YouTube may be Google's most potent weapon against Facebook
- YouTube may give Google a leg up in its battle with Facebook over supremacy in the digital advertising market.
- US consumers already spend more time watching YouTube videos than they spend on Facebook - and that lead is likely growing, Pivotal Research Group noted in a research report Tuesday.
- While YouTube has been dinged for hosting controversial and amateur videos, half of all the time consumers spend on the site is spent watching videos from the largest media companies, Wieser noted.
- Such data could make YouTube a more compelling place for national advertisers, he wrote.
In its battle with Facebook for consumers' attention and advertisers' dollars, Google may have a not-so-secret weapon - YouTube.
Collectively, US consumers already spend more time on YouTube than they do on Facebook, Brian Wieser, a financial analyst with Pivotal Research Group, reported in a research note Tuesday. And that gap seems likely to grow - while Facebook members are spending less time on the social network, people are spending more time watching YouTube videos, Wieser noted.
"Given YouTube's relative scale ... ongoing growth at these levels is a notable trend for the industry," Wieser said.
Despite the bullish report, he maintained his "hold" rating on shares of Google parent company Alphabet and his $1,100 price target. In midday trading Tuesday, Alphabet's stock was up $9.61, or about 1%, to $1,104.37.
US consumers spent about 4 billion hours on Facebook as of November, Wieser reported, citing the most recent data available from Nielsen. As Facebook itself reported in January, domestic usage of its site is falling, thanks in part to changes it's made to its news feed that de-emphasize posts from news outlets and other organizations and promote those from users' friends and family members.
By contrast, from August through February, US consumers 18 and older spent an average of 176 million hours a day - or 4.9 billion hours a month - watching YouTube on mobile devices, Wieser reported, citing data from Nielsen's Digital Content Ratings Service. That's already given YouTube a sizeable lead over the social networking giant in terms of the amount of time US consumers are collectively spending on the sites.
Consumers in the US spend billions of hours watching YouTube each month
But those figures underestimate YouTube's advantage, because they don't take into account all of the people who are tuning into its videos and all of the ways they are accessing the site, Wieser said. If you factor in viewers who are younger than 18 and people who are older than 18 that are watching YouTube on their smart TV's or via media streamers such as Roku's boxes, the total time US consumers spent on the streaming giant's site was about 6 billion hours a month, he calculated.

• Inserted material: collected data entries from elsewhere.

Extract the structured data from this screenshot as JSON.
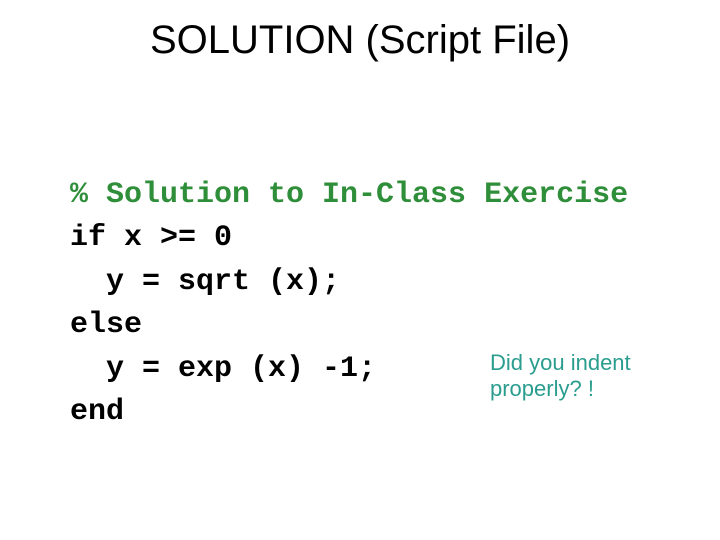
{
  "title": "SOLUTION (Script File)",
  "code": {
    "comment": "% Solution to In-Class Exercise",
    "line1": "if x >= 0",
    "line2": "  y = sqrt (x);",
    "line3": "else",
    "line4": "  y = exp (x) -1;",
    "line5": "end"
  },
  "annotation": "Did you indent properly? !"
}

And unlike Facebook's viewership, YouTube's is growing. The number of hours people spent on the video site grew consistently over the August-to-February period. If you look just at the 4.9 billion hour figure, that was up 29% from the same period a year earlier, Wieser said.
US consumers spend about 50 billion hours a month watching videos of all kinds on their personal devices, Wieser estimated. Viewers spend about 30 billion hours of that time watching videos that are ad-supported, like those on YouTube. Either way you look at it, though, the amount of time US consumers spend watching YouTube accounts for a double-digit percentage of their overall video viewership each month, Wieser said.
Videos from top media companies dominate YouTube
Advertisers have often held YouTube at arm's length, because of the uneven quality of the videos on its site and the frequent presence of controversial ones. But Wieser suggested the company may have more success luring advertisers in the future.
If you look at the 74 largest companies in media, their videos accounted for about half of all viewership on YouTube, Wieser noted. Among the companies whose videos collectively attracted the largest viewership were Universal Music Group, Vevo, and Warner Music, each of which accounted for more than 3% of all YouTube views a month, he reported.
All of this could add up to an attractive case for the company to make to advertisers, he said.
"The relative scale of YouTube and its relatively high concentration of large publishers ... whose content is either professional or semi-professional in nature is favorable for YouTube in terms of its capacity to represent itself as a substitute to traditional TV for national advertisers," Wieser wrote.